A Coordinated Care Organization (CCO) is a state-level innovation in healthcare delivery designed to improve the quality of care while controlling costs. This model shifts focus from the traditional fee-for-service system, which rewards the volume of services, toward a system that rewards health outcomes. CCOs provide comprehensive, integrated health services for a specific population, typically those covered under a state’s Medicaid program, by creating a single, accountable entity. This approach transitions away from fragmented care, promoting a unified approach to a patient’s overall well-being.
Defining the Coordinated Care Organization Model
A Coordinated Care Organization is a network of healthcare providers—including doctors, hospitals, clinics, and specialists—who formally agree to manage the complete care of a defined group of patients. These organizations are state-developed and operate within a specific local or regional geography to serve the Medicaid-eligible population. The CCO structure replaces systems where physical, behavioral, and dental care were handled by separate, disconnected entities, often creating a fractured patient experience.
The CCO model holds a single organization responsible for a patient’s entire health journey, encouraging providers to communicate and align treatment plans. A unique aspect of the CCO structure is its community governance, guided by a partnership of local providers, community members, and health system stakeholders. This local involvement ensures that decision-making and resource allocation are responsive to the specific health needs and priorities of the community being served.
Integrated Care Delivery
The mechanism through which CCOs achieve their goals is the mandatory integration of various health services. CCOs are explicitly required to develop a continuum of care that incorporates physical, behavioral (mental health and addiction recovery), and oral health services under one coordinated umbrella. This ensures that a patient receiving treatment for a chronic physical condition, such as diabetes, also has their mental health and oral hygiene needs addressed as part of a single, holistic treatment plan.
A primary differentiator of the CCO model is its formal focus on the Social Determinants of Health (SDOH), the non-medical factors impacting a person’s health. The organization addresses issues like housing instability, food insecurity, and transportation barriers, recognizing these factors influence health outcomes more than medical care alone. CCOs can allocate budget portions to offer “health-related services” (HRS) not typically covered by standard insurance, such as nutrition education or assistance with housing. These flexible services improve community health upstream, reducing the need for expensive downstream medical interventions like emergency room visits and hospital readmissions.
Accountability and Quality Metrics
CCOs are held accountable to the state and the public through a rigorous system of performance measurement and transparency. This accountability is enforced using standardized quality metrics, often called Performance Measures, that track specific health outcomes and service rates across the population. Performance against these metrics directly influences the CCO’s financial success and its continued operation.
These quality measures cover a broad spectrum of care, including rates of preventive services, management of chronic diseases, and efforts to reduce unnecessary utilization of high-cost services. Tracked metrics include childhood immunization rates, preventive dental care, and timely screening and follow-up for depression or substance use disorders. Furthermore, some metrics focus on health equity, assessing the CCO’s success in providing culturally responsive care and meaningful language access to all members.
The Value-Based Payment Structure
The financial engine of the Coordinated Care Organization is a value-based payment structure that contrasts with the traditional fee-for-service (FFS) model. Instead of paying providers for each visit or procedure, CCOs operate on a global budget, receiving a fixed, per-member, per-month payment—known as capitation—to cover all necessary healthcare services.
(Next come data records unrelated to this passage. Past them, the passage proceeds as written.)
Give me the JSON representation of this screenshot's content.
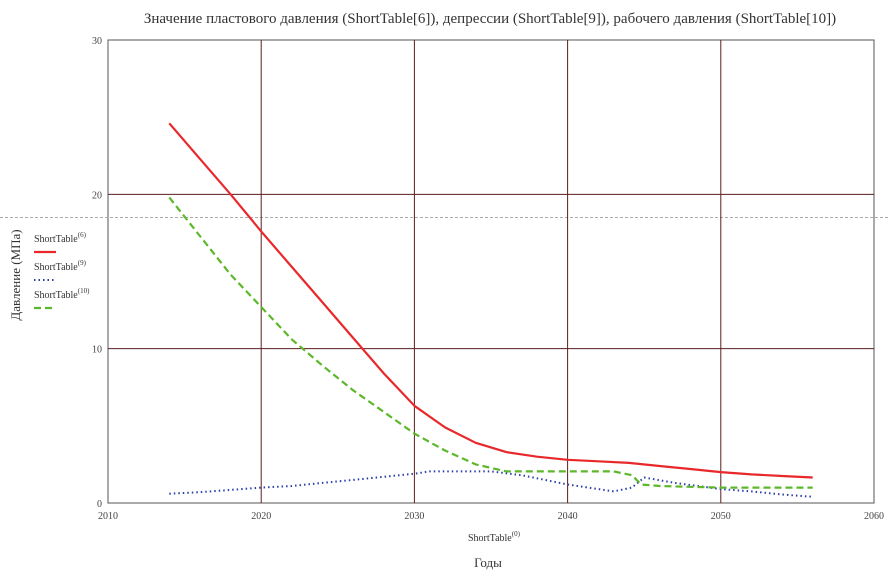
{
  "chart_data": {
    "type": "line",
    "title": "Значение пластового давления (ShortTable[6]), депрессии (ShortTable[9]), рабочего давления (ShortTable[10])",
    "xlabel": "Годы",
    "xlabel_var": "ShortTable",
    "xlabel_sup": "(0)",
    "ylabel": "Давление (МПа)",
    "xlim": [
      2010,
      2060
    ],
    "ylim": [
      0,
      30
    ],
    "x_ticks": [
      2010,
      2020,
      2030,
      2040,
      2050,
      2060
    ],
    "x_tick_labels": [
      "2010",
      "2020",
      "2030",
      "2040",
      "2050",
      "2060"
    ],
    "y_ticks": [
      0,
      10,
      20,
      30
    ],
    "y_tick_labels": [
      "0",
      "10",
      "20",
      "30"
    ],
    "grid": true,
    "grid_color": "#5a1e1e",
    "reference_line_y": 18.5,
    "legend": "left",
    "series": [
      {
        "name": "ShortTable",
        "sup": "(6)",
        "color": "#e8282b",
        "style": "solid",
        "x": [
          2014,
          2016,
          2018,
          2020,
          2022,
          2024,
          2026,
          2028,
          2030,
          2032,
          2034,
          2036,
          2038,
          2040,
          2042,
          2044,
          2046,
          2048,
          2050,
          2052,
          2054,
          2056
        ],
        "y": [
          24.6,
          22.3,
          20.0,
          17.6,
          15.3,
          13.0,
          10.7,
          8.4,
          6.3,
          4.9,
          3.9,
          3.3,
          3.0,
          2.8,
          2.7,
          2.6,
          2.4,
          2.2,
          2.0,
          1.85,
          1.75,
          1.65
        ]
      },
      {
        "name": "ShortTable",
        "sup": "(9)",
        "color": "#2b3fa8",
        "style": "dotted",
        "x": [
          2014,
          2016,
          2018,
          2020,
          2022,
          2024,
          2026,
          2028,
          2030,
          2031,
          2033,
          2035,
          2037,
          2040,
          2043,
          2044.2,
          2045,
          2047,
          2050,
          2052,
          2054,
          2056
        ],
        "y": [
          0.6,
          0.7,
          0.85,
          1.0,
          1.1,
          1.3,
          1.5,
          1.7,
          1.9,
          2.05,
          2.05,
          2.05,
          1.8,
          1.2,
          0.75,
          1.0,
          1.65,
          1.3,
          0.9,
          0.75,
          0.55,
          0.4
        ]
      },
      {
        "name": "ShortTable",
        "sup": "(10)",
        "color": "#5cb82a",
        "style": "dashed",
        "x": [
          2014,
          2016,
          2018,
          2020,
          2022,
          2024,
          2026,
          2028,
          2030,
          2032,
          2034,
          2036,
          2038,
          2040,
          2043,
          2044.2,
          2044.8,
          2046,
          2048,
          2050,
          2052,
          2054,
          2056
        ],
        "y": [
          19.8,
          17.3,
          14.8,
          12.7,
          10.6,
          8.9,
          7.3,
          5.9,
          4.5,
          3.4,
          2.5,
          2.05,
          2.05,
          2.05,
          2.05,
          1.8,
          1.2,
          1.1,
          1.05,
          1.0,
          1.0,
          1.0,
          1.0
        ]
      }
    ]
  }
}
This capitated payment incentivizes the organization to keep members healthy and utilize preventative care, as the CCO must cover all costs within that fixed budget.
This financial arrangement places a direct financial risk on the CCO, making it responsible for the total cost of care for its members. If the CCO provides efficient care that keeps costs below the capitated budget, it may retain a portion of the savings, a concept called shared savings. Conversely, the CCO assumes shared risk, absorbing costs if expenses exceed the budgeted amount, which motivates the organization to avoid costly, preventable illnesses. The CCO’s ability to earn shared savings is tied to its performance on quality metrics, ensuring financial reward links to improved patient outcomes, not just cost reduction.